12. The method according to claim 11, wherein the composition is administered to the subject orally, intranasally, parenterally, or intravenously.
13. A method for isolating extracellular vesicles from a milk sample, comprising: (i) contacting the milk with tryptophan or a tryptophan analog at a concentration of 50 μM to 300 μM, at a pH of 2.0 to 8.0, at a temperature of 10°C to 80°C for 10 to 60 minutes; and (ii) separating the extracellular vesicles from other components of the milk by filtration and / or centrifugation.
14. The method according to claim 13, wherein the milk used in step (i) is defat.
15. The method according to claim 14, wherein the milk used in step (i) is either raw milk or pasteurized milk.
16. The method according to claim 15, further comprising subjecting the extracellular vesicles obtained from step (ii) to a filtration to remove extracellular vesicles having a particle size of less than 20 nm, and another filtration to remove vesicles having a particle size of more than 600 nm.

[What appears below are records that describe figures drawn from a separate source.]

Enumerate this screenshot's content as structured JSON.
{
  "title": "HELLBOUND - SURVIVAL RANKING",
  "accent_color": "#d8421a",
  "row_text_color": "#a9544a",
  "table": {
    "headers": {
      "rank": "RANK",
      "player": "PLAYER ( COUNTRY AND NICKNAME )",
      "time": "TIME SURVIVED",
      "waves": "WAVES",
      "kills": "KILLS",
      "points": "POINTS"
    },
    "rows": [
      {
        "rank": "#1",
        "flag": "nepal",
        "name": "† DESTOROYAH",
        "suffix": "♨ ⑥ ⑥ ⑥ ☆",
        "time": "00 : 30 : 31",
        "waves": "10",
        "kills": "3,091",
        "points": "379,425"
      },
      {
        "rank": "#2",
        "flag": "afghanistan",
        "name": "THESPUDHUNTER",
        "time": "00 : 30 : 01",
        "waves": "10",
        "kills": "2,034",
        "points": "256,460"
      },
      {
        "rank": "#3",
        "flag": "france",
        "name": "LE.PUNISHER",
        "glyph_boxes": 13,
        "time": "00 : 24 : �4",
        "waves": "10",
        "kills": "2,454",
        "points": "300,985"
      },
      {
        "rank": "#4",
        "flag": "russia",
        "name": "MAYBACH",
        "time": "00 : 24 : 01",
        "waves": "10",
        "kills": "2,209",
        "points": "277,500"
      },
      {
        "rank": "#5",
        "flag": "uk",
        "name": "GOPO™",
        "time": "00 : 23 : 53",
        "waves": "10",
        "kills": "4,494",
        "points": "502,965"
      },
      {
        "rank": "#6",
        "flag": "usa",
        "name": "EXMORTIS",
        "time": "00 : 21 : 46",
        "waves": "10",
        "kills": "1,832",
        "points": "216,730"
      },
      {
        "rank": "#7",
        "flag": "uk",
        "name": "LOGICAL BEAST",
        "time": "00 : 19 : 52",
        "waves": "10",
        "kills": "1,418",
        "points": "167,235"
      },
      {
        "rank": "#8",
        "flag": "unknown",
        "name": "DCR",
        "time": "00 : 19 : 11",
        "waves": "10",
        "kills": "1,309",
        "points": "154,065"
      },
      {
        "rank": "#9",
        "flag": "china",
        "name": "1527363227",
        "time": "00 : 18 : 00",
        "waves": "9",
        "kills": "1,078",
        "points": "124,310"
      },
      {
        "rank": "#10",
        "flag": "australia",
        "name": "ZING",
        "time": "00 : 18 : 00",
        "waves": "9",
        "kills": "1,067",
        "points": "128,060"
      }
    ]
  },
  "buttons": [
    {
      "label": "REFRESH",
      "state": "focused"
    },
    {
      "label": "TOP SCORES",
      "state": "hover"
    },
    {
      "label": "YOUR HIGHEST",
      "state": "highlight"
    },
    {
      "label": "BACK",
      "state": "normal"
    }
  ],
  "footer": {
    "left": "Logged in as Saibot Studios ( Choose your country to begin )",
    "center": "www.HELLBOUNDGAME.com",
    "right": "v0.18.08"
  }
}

17. A composition comprising extracellular vesicles obtained by the method described in claim 16.
18. The composition according to claim 17, wherein the composition is freeze-dried by either rapid freezing or controlled freezing, followed by primary drying, secondary drying, and vacuum capping of the sample.
19. A composition comprising lyophilized extracellular vesicles obtained from the composition according to claim 18, to which 100 μM tryptophan and 50 mM trehalose have been added.